То же беспокойство вынесло Кочелабова в урочный час к дебаркадеру, заставило наговаривать незнакомой девчонке разные слова, и вот чем все обернулось…
Качалась лодка, плыла над ней пронизанная белесыми прядями голубизна неба, и, глядя в бездну ее, Кочелабов впервые, как ему показалось, понял мать с ее вечной тревогой за его жизнь, с напряженным ожиданием чего-то неотвратимого, как назначенного свыше рока.
«Такие уж мы с тобой невезучие», – по всякому пустячному поводу любила приговаривать мать, словно сознательно прибедняясь перед кем-то, и Кеша привык к этим словам, как к ничего не значащей присказке. Но была у той присказки своя история.
Осенью сорок первого, когда отец залечивал раны в прифронтовом госпитале, а мать, совсем молоденькой, управлялась с тремя несмышленышами, очень набивался к ней в доброхоты этакий мышиный жеребчик – уполномоченный рыбтреста. Видели соседи, как однажды гнала мать того субчика с поленом в руке от крыльца дома до самой реки и клялась потом бабам, что ничего промеж ними не было. Но в самую распутицу умер от сыпняка старший из сыновей, мать отнесла за околицу легкий, сколоченный из тарной дощечки гробик. А в сорок пятом той же дорогой отец унес среднего сына, проглотившего ржавую солдатскую пуговицу. Бабы по-своему истолковали эту напасть: неспроста навалилась она на Кочелабиху, значит, был грех. Вот и детей больше рожать не может.

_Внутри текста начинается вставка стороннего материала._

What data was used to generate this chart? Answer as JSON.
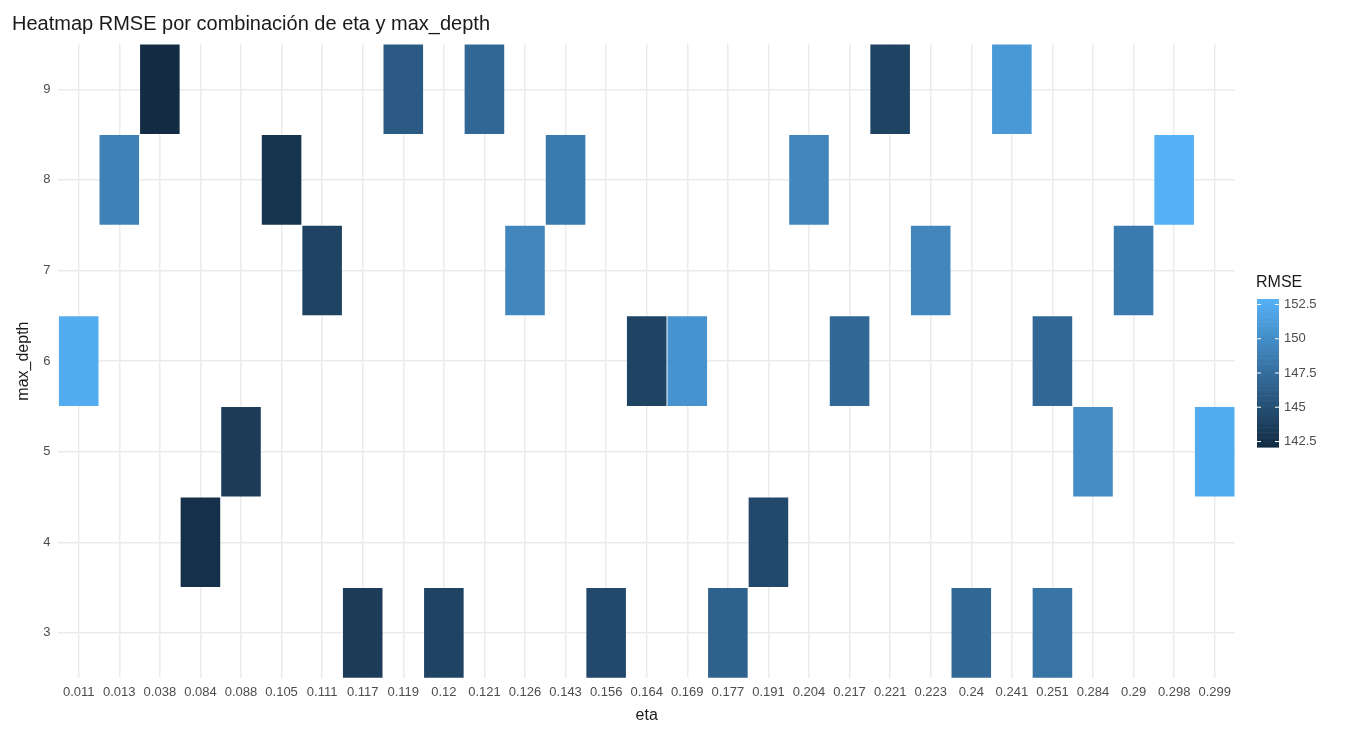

Под тем негласным приговором и растила мать остатнего сына – Кешу, крепко уверовав в наговоры, в дурной глаз и прочие худые приметы. Старалась приучить к ним и сына: «Ты со стола-то бумагой не скреби – денег не будет». «А чего опять на себе пуговицу пришивашь? Всю память зашьешь!»
Кеша старался не перечить матери по пустякам, у нее и с отцом переживаний хватает, а втихаря все делал по-своему: ему ли, молодому да здоровому размышлять о грозящих напастях. И лишь на лодке, глядя в расшитую прядями облаков бездну, Кочелабов впервые подумал: «А, может быть, и в самом деле, как говорит мать: «Чему быть, того не миновать?» И кто знает, к лучшему все клонится или к худшему?..
За широкой излучиной, за неоглядным медлительным плесом почудился Кочелабову голос – словно позвала его Капа, да так растерянно, что вздрогнул и оглянулся – не наяву ли?
Все так же немо плавилась в утреннем сиянье река, горбатились крутояры по правому берегу, тянулась кочковатая низина по левому… И чувство времени, совсем покинувшее его, вдруг обернулось таким звенящим беспокойством, что прервалось дыхание.